Auf die geänderte Methodik ist der deutliche Rückgang von Verdachtsfällen im Geschäftsbereich des Bundesverteidigungsministeriums (BMVg) von 1.064 auf 108 zurückzuführen. Auch die Bewertung, wann etwas als Verdachtsfall zählt, hat sich geändert. Zwischen dem zuständigen Bundesamt für den Militärischen Abschirmdienst (BAMAD) und dem für den Gesamtbericht zuständigen Bundesamt für Verfassungsschutz (BfV) wurde die „systematische Erhebung optimiert und harmonisiert“. Die „meldepflichtigen Vorfälle im Geschäftsbereich des BMVg (konnten) an die Erhebung der übrigen Sicherheitsbehörden angeglichen werden“, wie es dort weiter heißt. Sprich: das BfV setzte seine höhere Schwelle zur Einordnung als „Verdachtsfall“ gegenüber dem BAMAD durch. Der Anstieg der Zahl der Verdachtsfälle bei den Sicherheitsbehörden wird auf eine „erhöhte Sensibilität“ und eine „Aufhellung des Dunkelfeldes“ zurückgeführt. Oder: nur wer hinguckt, findet auch etwas.

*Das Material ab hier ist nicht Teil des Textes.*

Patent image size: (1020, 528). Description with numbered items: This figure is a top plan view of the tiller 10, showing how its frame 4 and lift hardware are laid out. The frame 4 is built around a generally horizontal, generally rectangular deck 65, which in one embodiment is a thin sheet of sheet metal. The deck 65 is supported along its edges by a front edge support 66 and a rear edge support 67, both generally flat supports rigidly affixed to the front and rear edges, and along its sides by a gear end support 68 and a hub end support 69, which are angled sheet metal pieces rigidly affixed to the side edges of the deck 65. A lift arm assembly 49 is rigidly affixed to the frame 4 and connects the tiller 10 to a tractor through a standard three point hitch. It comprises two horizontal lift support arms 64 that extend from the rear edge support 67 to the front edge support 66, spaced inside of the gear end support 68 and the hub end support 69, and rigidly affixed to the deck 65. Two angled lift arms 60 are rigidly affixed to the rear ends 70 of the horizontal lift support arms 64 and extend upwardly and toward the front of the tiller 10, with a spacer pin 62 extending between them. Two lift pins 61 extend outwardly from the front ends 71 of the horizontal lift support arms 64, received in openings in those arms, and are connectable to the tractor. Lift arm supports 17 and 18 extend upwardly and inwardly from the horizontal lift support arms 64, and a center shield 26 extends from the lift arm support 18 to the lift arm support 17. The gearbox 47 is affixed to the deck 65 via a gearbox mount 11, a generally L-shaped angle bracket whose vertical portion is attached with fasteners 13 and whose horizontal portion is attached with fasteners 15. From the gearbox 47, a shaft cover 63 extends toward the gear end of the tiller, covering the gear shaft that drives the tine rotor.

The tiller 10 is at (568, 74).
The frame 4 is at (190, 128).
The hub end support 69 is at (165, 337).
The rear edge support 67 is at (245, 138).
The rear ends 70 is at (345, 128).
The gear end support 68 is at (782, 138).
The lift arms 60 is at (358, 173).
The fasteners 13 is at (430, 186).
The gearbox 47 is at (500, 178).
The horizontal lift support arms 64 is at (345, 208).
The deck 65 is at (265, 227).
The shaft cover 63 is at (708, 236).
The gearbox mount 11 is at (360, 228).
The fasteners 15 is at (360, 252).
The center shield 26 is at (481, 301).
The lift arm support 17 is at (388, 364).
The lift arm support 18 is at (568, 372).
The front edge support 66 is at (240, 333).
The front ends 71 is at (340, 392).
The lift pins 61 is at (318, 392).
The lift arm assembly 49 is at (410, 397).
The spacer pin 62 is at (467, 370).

Ein besonderes Augenmerk des zweiten Berichts gilt möglichen „Netzwerken und Kennlinien“ von „Extremisten“. Von den 327 „Verdachtsfällen“ waren 201 durch Mitgliedschaften, Kennverhältnisse zu Netzwerkakteuren, Teilnahme an Demonstrationen und sonstigen Aktivitäten, Mitgliedschaft in Chat-Gruppen u. ä. an verfassungsschutzrelevante Bestrebungen angebunden. Dies reicht von Kampfsportgruppen bis hin zu Parteien wie der NPD oder „III. Weg“. 157 Bediensteten hatten mit Netzwerkakteur*innen der extremen Rechten persönlichen Kontakt. Erschreckend ist, dass mehr als die Hälfte davon dem gewaltorientierten Rechtsextremismus zuzurechnen sind.